I really don’t eat much differently during the holiday season than I do the rest of the year. So when I think about how to approach the holidays, I think about what I normally do and then add a few extra ideas that help address the special challenges we face during the holiday period.
First of all, there is no food that is considered forbidden. Since there are a lot more opportunities to eat delicious, tempting foods during the holiday season, negotiating this philosophy takes a little more mindfulness than usual. To help, when you get to a large buffet of food at a party, survey the possible choices and take small amounts of the food that you really want. Let yourself really savor and enjoy them. If the foods you have chosen are in the “higher than normal calorie range” (you know which ones those are without a calorie counter), then make sure to fill the rest of your plate with healthy choices like raw vegetables (e.g. carrots, broccoli, cauliflower, celery sticks) and fresh fruits. These little munchies can fill the need to be eating during a party.

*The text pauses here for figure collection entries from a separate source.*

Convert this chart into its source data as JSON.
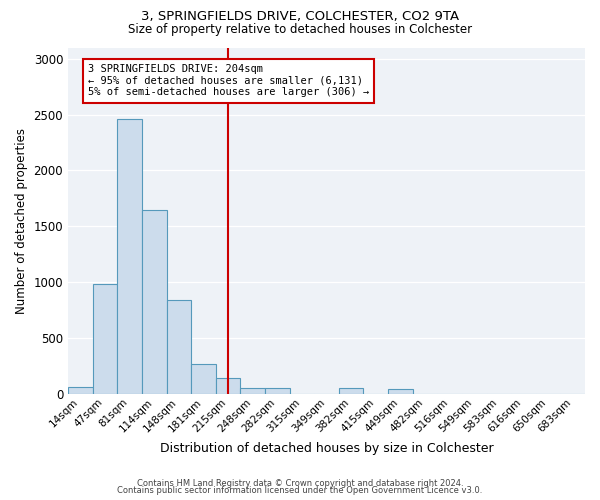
{
  "title1": "3, SPRINGFIELDS DRIVE, COLCHESTER, CO2 9TA",
  "title2": "Size of property relative to detached houses in Colchester",
  "xlabel": "Distribution of detached houses by size in Colchester",
  "ylabel": "Number of detached properties",
  "bar_color": "#ccdcec",
  "bar_edge_color": "#5599bb",
  "bin_labels": [
    "14sqm",
    "47sqm",
    "81sqm",
    "114sqm",
    "148sqm",
    "181sqm",
    "215sqm",
    "248sqm",
    "282sqm",
    "315sqm",
    "349sqm",
    "382sqm",
    "415sqm",
    "449sqm",
    "482sqm",
    "516sqm",
    "549sqm",
    "583sqm",
    "616sqm",
    "650sqm",
    "683sqm"
  ],
  "bar_heights": [
    65,
    985,
    2460,
    1650,
    840,
    265,
    140,
    50,
    50,
    0,
    0,
    50,
    0,
    45,
    0,
    0,
    0,
    0,
    0,
    0,
    0
  ],
  "vline_x_index": 6.0,
  "vline_color": "#cc0000",
  "annotation_text": "3 SPRINGFIELDS DRIVE: 204sqm\n← 95% of detached houses are smaller (6,131)\n5% of semi-detached houses are larger (306) →",
  "annotation_box_color": "#ffffff",
  "annotation_box_edge": "#cc0000",
  "ylim": [
    0,
    3100
  ],
  "yticks": [
    0,
    500,
    1000,
    1500,
    2000,
    2500,
    3000
  ],
  "footer1": "Contains HM Land Registry data © Crown copyright and database right 2024.",
  "footer2": "Contains public sector information licensed under the Open Government Licence v3.0.",
  "bg_color": "#eef2f7"
}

Oh, and don’t forget, you don’t have to eat everything on your plate. Most of us are in the “clean your plate” club, but we can learn that we don’t have to do this. In fact, you might want to eat and then put your plate down for good for the rest of the evening. The continual grazing through the afternoon or the night of a party can really add up.

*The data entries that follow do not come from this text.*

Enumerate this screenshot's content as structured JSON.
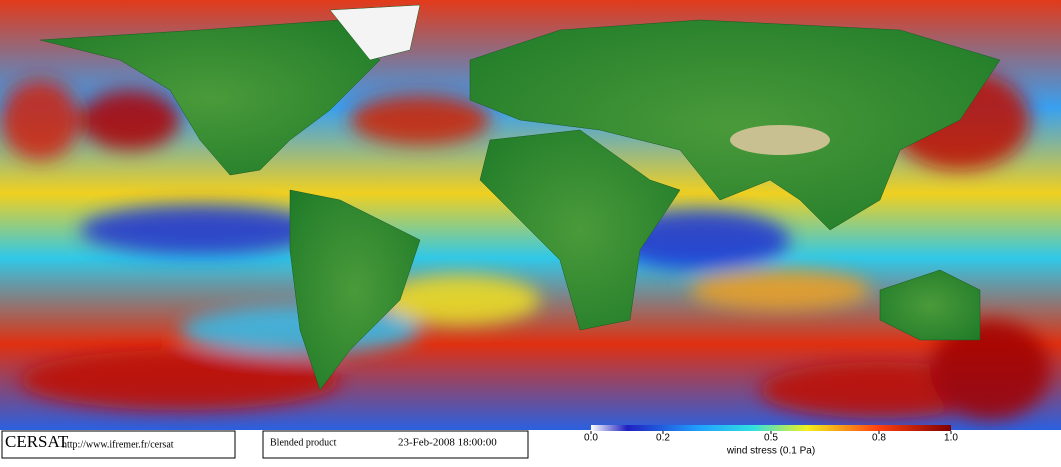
{
  "footer": {
    "logo": "CERSAT",
    "url": "http://www.ifremer.fr/cersat",
    "product": "Blended product",
    "timestamp": "23-Feb-2008 18:00:00"
  },
  "colorbar": {
    "label": "wind stress (0.1 Pa)",
    "lim": [
      0,
      1
    ],
    "ticks": [
      {
        "value": 0,
        "label": "0.0"
      },
      0.2,
      0.5,
      0.8,
      {
        "value": 1,
        "label": "1.0"
      }
    ]
  }
}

Drinking water is always good advice, but particularly when you are in a party setting. Drinking water can help you feel full quicker and you won’t be as tempted to overeat. If you drink alcohol, have a glass of water first and in between drinks. Try to limit yourself to one or two drinks and then switch over to water for the rest of the night.
Don’t forget that there might be some extra emotions to deal with during the holiday season. Unfortunately, during a time when there is so much emphasis on joy and good cheer there are many people who really feel lonely and depressed. Be aware that these emotions might creep up on you and find other ways of dealing with the emotions besides food. Sit down and make a list of things you might do instead of eating. You might call a friend to go for a walk, see a happy movie, or update your phone book and call someone you haven’t talked to in a while—they might be feeling lonely too.
Try to keep active. With so many activities that we have planned and with the weather not being as nice, exercise and movement might fall to the wayside. This is not the time to stop. If anything, now is the time to set your intention to keep up with some activity to keep the body moving. It will both keep your mood up and burn off those few extra calories that you might consume.
My last advice to you is to “enjoy!” Whatever it is that you decide to eat or decide not eat, try to bring an attitude of gratefulness and contentment to bear as we finish out the rest of 2010. We made it through! It’s good to celebrate our good fortune.